Старушка заглянула под сиденье, и другие пассажиры стали смотреть себе под ноги. К нам подошла кондукторша; узнав, в чем дело, спокойно сказала:
– Ищите внимательней. Из вагона он никуда не мог убежать.
Мы облазили весь вагон, но Плутика так и не нашли. Я сильно расстроился: второй раз за день Плутик ухитрился нас провести.
Трамвай доехал до конечной остановки. Когда все пассажиры вышли, кондукторша сказала:
– Сейчас поедем в депо. Ночью в вагонах уборщицы будут прибираться и найдут вашего хомяка. Я сообщу о нем уборщицам. Так что приходите завтра.
Я стоял в нерешительности – как можно вернуться домой без Плутика?!
– Иди, иди! – подтолкнула меня кондуктор. – Уж скоро ночь, сейчас его все равно не найдете. А уборщицы найдут.
Дома я не находил себе места. Смотрел на пустую клетку и еле сдерживался, чтобы не заплакать. А утром чуть свет прибежал в депо, и сторож вручил мне Плутика… в большой стеклянной банке.
– Принимай путешественника, – сказал. – И в следующий раз грызуна в коробке не вози. Только в клетке. Или вот так, в банке.
С тех пор я вообще Плутика никуда не возил.

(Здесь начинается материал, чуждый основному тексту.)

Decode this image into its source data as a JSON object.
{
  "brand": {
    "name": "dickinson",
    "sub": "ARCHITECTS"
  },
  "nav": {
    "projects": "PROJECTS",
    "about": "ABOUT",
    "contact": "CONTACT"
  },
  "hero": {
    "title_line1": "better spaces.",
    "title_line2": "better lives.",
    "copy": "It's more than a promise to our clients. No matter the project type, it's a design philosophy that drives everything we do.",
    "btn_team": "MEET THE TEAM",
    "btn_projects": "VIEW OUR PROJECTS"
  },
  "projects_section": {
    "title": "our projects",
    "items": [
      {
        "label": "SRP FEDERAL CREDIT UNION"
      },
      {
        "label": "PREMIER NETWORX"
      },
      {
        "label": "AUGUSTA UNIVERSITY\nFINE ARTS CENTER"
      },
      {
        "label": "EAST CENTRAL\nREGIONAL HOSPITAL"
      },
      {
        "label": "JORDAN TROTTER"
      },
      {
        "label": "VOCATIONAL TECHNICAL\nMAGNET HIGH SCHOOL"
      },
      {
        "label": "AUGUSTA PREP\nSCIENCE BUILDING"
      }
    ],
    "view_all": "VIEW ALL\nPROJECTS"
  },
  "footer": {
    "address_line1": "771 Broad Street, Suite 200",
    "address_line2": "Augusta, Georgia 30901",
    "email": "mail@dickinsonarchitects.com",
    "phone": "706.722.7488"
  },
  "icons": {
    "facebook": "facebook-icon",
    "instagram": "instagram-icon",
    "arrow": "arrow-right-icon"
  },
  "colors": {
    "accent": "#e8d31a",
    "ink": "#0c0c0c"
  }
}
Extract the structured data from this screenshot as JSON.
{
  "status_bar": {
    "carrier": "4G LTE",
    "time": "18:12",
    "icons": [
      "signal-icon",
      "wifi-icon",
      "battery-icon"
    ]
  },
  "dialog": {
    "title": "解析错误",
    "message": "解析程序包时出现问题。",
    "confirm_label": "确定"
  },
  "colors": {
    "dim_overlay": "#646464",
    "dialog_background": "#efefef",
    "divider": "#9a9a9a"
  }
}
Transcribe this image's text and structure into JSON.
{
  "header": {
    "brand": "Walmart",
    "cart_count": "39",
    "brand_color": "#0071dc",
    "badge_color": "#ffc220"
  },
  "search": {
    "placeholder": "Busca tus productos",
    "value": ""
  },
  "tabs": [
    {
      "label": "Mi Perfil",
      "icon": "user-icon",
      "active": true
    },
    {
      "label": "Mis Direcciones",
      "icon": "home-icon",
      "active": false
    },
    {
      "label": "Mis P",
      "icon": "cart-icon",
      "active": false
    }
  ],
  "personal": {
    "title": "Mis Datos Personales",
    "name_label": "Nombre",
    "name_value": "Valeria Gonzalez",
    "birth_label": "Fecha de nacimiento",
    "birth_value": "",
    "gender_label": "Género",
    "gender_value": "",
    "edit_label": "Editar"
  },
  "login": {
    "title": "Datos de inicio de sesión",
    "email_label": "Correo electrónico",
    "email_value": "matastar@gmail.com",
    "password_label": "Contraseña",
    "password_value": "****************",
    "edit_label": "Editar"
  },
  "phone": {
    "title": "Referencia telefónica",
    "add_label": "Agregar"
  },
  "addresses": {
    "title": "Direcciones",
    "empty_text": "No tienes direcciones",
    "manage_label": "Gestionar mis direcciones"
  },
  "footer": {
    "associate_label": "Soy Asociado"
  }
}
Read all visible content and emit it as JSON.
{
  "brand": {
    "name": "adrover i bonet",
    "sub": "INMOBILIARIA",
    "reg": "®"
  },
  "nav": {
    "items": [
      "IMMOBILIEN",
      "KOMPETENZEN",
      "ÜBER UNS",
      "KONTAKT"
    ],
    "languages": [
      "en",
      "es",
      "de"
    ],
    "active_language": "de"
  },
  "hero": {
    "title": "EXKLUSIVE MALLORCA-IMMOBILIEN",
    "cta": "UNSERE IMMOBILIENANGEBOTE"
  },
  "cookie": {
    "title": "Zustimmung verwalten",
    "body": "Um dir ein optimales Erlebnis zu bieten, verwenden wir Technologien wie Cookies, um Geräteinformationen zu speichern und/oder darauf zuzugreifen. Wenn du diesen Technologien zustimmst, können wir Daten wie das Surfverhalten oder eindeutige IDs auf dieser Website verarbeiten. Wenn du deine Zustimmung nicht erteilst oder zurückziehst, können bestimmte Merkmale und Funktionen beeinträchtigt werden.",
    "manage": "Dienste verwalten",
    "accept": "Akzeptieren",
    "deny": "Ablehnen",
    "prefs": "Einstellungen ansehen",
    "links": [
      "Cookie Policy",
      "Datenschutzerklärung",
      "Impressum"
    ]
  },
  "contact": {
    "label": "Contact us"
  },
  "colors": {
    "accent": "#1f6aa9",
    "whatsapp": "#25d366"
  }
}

Я понял: он домашнее животное и лучшее путешествие для него – «петля» по комнате.
Однажды, шагая по своему обычному комнатному маршруту, Плутик нашел на полу деревянную линейку. Это была для него слишком тяжелая вещь, но все-таки он полез с ней по занавеске. И для чего она ему понадобилась – непонятно. Ну не измерять же свое жилище?! Скорее, по привычке – я же говорю, он был запасливый, хозяйственный. Он уже долез до края стола, как вдруг сорвался и шлепнулся на пол. Подняв Плутика, я увидел, что у него на одной задней лапе содрана кожа, а другая сильно скрючена. Я встревожился и побежал с Плутиком в ветеринарную лечебницу.
Осмотрев Плутика, врач сказал:
– На одной лапе сильный перелом. Придется ампутировать. Но ты не огорчайся: ему ведь не надо прыгать. А ходить он и на трех сможет.
Так и стал Плутик инвалидом. Его рана быстро затянулась, и вскоре он уже гулял по своему маршруту, только теперь постукивая культей. И по этому стуку я всегда знал, где он находится.
Днем, когда я был в школе, Плутик чаще всего спал, а вечером, когда я садился за уроки, просыпался и проходил «петлю». Потом шебуршил, хозяйствовал в клетке. Он занимался своими делами, я – своими. Случалось, мне не хотелось делать уроки, и я подолгу наблюдал за Плутиком. А он без устали деловито все что-то перекладывал, прятал, прикрывал газетами, приводил свой внешний вид в порядок. Я смотрел на него, и мне становилось стыдно за свое лентяй-ство. Плутик как-то заражал меня трудолюбием.
Мы с Плутиком все сильнее привязывались друг к другу. После школы я уже не засиживался у приятелей, как раньше, а спешил домой. И Плутик скучал по мне. Отец говорил:
– Когда тебя нет дома, Плутик не выходит из клетки и ничего не ест.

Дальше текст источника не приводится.